Many economists expect more rate hikes from the Fed this year, but Grant argued that the cost of borrowing money is more likely to go back to zero percent.
"I think what they are going to do is not what people expect," he said. "As [the Fed] read the data, it felt it had to move. It had been saying for so long that it would. It had to and it did. But that doesn't mean it was right to do so."
"They missed their mark," the founder and editor of Grant's Interest Rate Observer told CNBC's "Squawk Box." He said the Fed should have increased rates years ago, which would have allowed asset prices to reset.
"As hard as it might have been, it seems to me a market-driven recovery with price discovery rather than price administration would have been the way forward," he said.

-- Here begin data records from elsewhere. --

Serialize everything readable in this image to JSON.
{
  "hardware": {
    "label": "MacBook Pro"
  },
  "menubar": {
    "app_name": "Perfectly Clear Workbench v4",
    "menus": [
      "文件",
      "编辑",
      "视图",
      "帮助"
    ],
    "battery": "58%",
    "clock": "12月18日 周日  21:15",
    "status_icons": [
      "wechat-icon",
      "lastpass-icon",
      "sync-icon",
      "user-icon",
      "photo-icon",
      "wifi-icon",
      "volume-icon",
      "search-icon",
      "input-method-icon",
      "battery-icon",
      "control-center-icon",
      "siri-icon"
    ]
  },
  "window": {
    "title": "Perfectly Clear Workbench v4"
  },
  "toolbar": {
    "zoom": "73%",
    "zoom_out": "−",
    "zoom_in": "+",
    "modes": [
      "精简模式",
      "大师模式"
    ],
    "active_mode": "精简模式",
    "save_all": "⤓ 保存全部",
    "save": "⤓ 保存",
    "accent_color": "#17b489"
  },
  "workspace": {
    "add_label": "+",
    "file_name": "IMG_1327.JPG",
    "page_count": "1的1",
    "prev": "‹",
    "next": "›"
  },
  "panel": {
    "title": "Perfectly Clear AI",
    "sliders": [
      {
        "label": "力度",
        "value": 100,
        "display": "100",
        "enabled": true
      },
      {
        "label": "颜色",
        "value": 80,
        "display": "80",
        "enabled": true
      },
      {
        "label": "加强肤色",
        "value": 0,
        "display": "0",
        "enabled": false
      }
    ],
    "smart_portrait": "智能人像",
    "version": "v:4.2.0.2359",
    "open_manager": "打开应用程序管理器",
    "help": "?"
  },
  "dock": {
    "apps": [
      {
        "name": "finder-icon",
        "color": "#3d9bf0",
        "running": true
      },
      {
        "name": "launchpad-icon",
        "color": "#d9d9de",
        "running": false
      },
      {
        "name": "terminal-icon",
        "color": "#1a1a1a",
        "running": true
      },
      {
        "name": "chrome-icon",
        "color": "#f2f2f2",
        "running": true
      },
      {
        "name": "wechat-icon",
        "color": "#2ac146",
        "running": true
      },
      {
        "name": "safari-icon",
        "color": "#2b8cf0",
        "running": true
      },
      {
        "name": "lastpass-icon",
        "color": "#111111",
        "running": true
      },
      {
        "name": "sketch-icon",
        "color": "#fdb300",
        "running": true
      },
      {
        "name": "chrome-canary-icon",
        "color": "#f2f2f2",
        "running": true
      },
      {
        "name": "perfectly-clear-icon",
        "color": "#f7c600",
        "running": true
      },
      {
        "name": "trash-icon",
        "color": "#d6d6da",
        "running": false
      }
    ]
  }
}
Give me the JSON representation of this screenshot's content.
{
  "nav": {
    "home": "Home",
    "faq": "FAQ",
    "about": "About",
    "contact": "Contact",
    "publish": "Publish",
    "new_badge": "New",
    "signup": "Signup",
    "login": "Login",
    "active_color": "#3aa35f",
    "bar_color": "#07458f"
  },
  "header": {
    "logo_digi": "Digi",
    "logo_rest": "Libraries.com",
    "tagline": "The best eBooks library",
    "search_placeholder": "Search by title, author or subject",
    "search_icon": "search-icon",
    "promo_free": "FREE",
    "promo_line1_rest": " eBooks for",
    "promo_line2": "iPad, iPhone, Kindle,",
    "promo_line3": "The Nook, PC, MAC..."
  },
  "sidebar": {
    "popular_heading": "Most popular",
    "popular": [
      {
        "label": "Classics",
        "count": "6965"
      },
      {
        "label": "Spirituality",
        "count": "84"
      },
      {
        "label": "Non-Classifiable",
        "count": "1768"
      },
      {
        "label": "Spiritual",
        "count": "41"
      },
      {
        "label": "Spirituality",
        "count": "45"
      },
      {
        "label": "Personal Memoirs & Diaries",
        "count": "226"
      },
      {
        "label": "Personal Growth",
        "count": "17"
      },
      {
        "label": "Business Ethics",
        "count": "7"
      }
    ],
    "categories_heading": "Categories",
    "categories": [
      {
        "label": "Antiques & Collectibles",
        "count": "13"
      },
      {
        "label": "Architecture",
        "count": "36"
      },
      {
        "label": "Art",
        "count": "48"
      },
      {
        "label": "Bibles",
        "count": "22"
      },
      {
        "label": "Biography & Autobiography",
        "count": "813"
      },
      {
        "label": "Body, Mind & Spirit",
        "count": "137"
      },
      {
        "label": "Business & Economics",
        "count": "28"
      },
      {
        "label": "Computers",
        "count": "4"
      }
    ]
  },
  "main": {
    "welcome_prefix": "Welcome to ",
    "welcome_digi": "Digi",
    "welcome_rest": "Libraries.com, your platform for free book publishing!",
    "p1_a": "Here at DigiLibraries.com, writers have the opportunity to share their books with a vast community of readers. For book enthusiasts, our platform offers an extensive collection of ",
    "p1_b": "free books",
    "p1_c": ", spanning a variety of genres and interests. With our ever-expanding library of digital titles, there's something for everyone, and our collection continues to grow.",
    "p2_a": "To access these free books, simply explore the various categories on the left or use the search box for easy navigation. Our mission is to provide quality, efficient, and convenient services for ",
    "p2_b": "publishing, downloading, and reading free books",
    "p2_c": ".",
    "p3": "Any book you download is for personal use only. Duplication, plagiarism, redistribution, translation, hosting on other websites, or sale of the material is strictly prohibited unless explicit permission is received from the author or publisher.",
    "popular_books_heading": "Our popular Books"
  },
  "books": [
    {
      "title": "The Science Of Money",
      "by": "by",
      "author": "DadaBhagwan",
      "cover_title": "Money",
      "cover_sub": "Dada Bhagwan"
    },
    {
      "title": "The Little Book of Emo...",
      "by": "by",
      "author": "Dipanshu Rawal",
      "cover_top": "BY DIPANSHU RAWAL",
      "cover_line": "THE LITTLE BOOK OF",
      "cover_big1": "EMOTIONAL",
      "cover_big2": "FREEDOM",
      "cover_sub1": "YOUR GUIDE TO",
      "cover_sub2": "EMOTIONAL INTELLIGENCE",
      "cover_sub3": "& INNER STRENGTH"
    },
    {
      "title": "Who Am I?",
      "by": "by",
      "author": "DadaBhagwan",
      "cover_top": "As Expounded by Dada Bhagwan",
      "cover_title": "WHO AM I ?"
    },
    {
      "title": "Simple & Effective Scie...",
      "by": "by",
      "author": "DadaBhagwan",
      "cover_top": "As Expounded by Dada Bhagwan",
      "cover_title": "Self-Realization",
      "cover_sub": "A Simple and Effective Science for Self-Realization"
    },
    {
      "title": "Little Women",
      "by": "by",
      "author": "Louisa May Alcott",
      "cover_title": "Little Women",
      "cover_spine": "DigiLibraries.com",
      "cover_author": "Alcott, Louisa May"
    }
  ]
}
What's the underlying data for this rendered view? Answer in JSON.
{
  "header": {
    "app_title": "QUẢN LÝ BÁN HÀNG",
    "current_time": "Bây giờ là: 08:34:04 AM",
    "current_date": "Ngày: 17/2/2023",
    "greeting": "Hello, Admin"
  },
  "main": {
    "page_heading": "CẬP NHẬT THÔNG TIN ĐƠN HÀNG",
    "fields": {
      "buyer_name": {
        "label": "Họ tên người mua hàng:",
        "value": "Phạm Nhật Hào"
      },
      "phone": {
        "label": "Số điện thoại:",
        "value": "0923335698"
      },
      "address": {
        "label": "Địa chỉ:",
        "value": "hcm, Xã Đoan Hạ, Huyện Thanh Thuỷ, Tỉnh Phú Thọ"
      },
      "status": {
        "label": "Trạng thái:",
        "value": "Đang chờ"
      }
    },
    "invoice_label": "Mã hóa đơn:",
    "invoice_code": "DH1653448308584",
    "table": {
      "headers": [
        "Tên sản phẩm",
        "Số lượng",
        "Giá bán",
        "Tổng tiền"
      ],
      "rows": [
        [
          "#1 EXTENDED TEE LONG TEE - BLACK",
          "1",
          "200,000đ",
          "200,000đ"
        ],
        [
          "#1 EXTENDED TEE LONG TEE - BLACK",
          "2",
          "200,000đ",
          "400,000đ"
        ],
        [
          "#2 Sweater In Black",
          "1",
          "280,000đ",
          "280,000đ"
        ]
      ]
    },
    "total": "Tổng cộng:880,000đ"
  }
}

The Fed's easy money policies, including rock-bottom rates and years of massive bond purchases, "postponed the adjustment" in markets that need to happen eventually to make an "economy work more rationally," he continued.
Contrary to Grant's comments on interest rates, Cleveland Fed President Loretta Mester said Sunday she does not need to see clear evidence of inflation to back additional policy tightening.
Looking at the year ahead, Grant predicted, "weakened consumption, especially for cars, and the manifestation of business failure that was masked or shrouded by these ultra-low rates."